Они неплохо учились, Финкель со своим другом, и их принимали в пионеры одними из первых. В коридоре школы. Возле беленой стены, затертой спинами. В присутствии пионервожатой без пола и возраста от тусклых обязанностей в пыльных помещениях.
В стенной газете написали по такому случаю. Должно быть, пионервожатая. Должно быть, стихами:
Страна моя, мечта моя,
Родной цветущий край!
В лесах твоих,
В полях твоих
Огни коммунизма горят.
Прошли месяцы с того события, и прочих школьников, еще не принятых в пионеры, усадили в автобус, отвезли к памятнику погибшим солдатам, где они дали клятву в окружении ветеранов, смахивавших скупую слезу. Еще миновало время, наскребли остатки, балбесов с второгодниками, повезли на Красную площадь, ибо подступали праздники и полагалось выделить учеников от каждой школы, принять в пионеры возле Кремлевской стены. Под барабанный бой, пение медных труб, бой часов на Спасской башне; с цветами, подарками, портретом в газете обалдуя Сереги, который надувал презервативы на уроках и пускал их по классу: «Я, юный пионер Советского Союза, перед лицом своих товарищей торжественно обещаю…»

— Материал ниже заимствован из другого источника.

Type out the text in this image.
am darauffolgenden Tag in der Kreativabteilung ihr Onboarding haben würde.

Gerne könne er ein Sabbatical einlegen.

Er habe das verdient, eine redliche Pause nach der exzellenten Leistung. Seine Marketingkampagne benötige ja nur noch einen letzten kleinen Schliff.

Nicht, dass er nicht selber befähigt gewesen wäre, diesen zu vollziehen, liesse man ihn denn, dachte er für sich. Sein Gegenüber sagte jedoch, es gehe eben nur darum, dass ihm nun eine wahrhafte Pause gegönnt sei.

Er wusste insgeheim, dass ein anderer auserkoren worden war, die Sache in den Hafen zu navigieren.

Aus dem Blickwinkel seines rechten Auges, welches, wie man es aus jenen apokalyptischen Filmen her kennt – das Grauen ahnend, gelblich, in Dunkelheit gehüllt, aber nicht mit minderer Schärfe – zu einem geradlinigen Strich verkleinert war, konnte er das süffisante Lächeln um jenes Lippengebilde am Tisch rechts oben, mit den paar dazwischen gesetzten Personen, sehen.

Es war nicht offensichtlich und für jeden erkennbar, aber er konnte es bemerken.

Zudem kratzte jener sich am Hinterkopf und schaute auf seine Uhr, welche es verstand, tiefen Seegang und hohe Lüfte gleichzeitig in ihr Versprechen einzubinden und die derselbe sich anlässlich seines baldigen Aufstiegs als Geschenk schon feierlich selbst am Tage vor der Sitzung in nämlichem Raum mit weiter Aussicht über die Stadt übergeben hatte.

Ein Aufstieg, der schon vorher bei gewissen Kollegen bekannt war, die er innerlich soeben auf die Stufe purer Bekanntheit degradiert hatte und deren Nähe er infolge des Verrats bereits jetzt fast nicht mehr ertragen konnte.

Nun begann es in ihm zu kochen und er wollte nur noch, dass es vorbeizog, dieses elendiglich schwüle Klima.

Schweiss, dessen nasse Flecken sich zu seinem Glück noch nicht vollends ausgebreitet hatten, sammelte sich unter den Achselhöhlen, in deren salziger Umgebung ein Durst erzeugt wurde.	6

Штопаные годы. Скукоженные мысли. Перелицованные наизнанку понятия. Сытости вокруг не было: не от горбушки хлеба или тарелки супа – насыщений пытливого духа, просветляющих горизонты.
– Не относись с небрежением к прошлому, друг Финкель. Досталось то, что досталось, у других и того нет.
Раздвинулись границы дозволенного, послабление мертвой хватки на горле, неспешный рост неприметного благосостояния, когда возрастал мусор на улицах взамен скудного безоберточного существования, мусор громоздился в головах после занудного директивного мышления. Поэты в спешке столбили темы, золотоносные участки, прозаики, естественно, отставали, настраиваясь на долгую дистанцию, которая оказалась короткой, и кто-то уже бился боками о новые предохранительные решетки.
Незабвенный друг вспомнил про Серегу на Красной площади, вставил пионеров в сценарий, но редакторы отшатнулись от эпизода, как от гремучей змеи:
– Старик, ты же не дурак, старик. Кому он нужен, твой Серега?
Сказал раздумчиво, в тихой горести, глаз с прищуром от сигаретного дымка:
– Подступает иное полоумие. Если не знаешь, кто возле тебя идиот, значит, идиот – это ты…
Пятнами покрылся от аллергии.
Стать бы ему гончаром с натруженными ладонями, умело оглаживая податливую глину. Кузнецом в фартуке, прожженном до дыр, под грохот молота по железу: лицо опалено калеными искрами. Столярничать бы ему: руки на рубанке, ворох кучерявых стружек, душный запах лака-скипидара. Ювелирных дел мастером – тончить серебро в невесомый лист, постукивать молоточком по чекану, выписывая узоры на ковше, складне, табакерке, на окладах книг и икон: глаз зорок, удар выверен, клеймо мастера на века. Ваятелем стать бы ему: вздутые жилы на руках, вздутые сосуды на висках, одолевшие каменную неподступность, – по ремеслу и мука.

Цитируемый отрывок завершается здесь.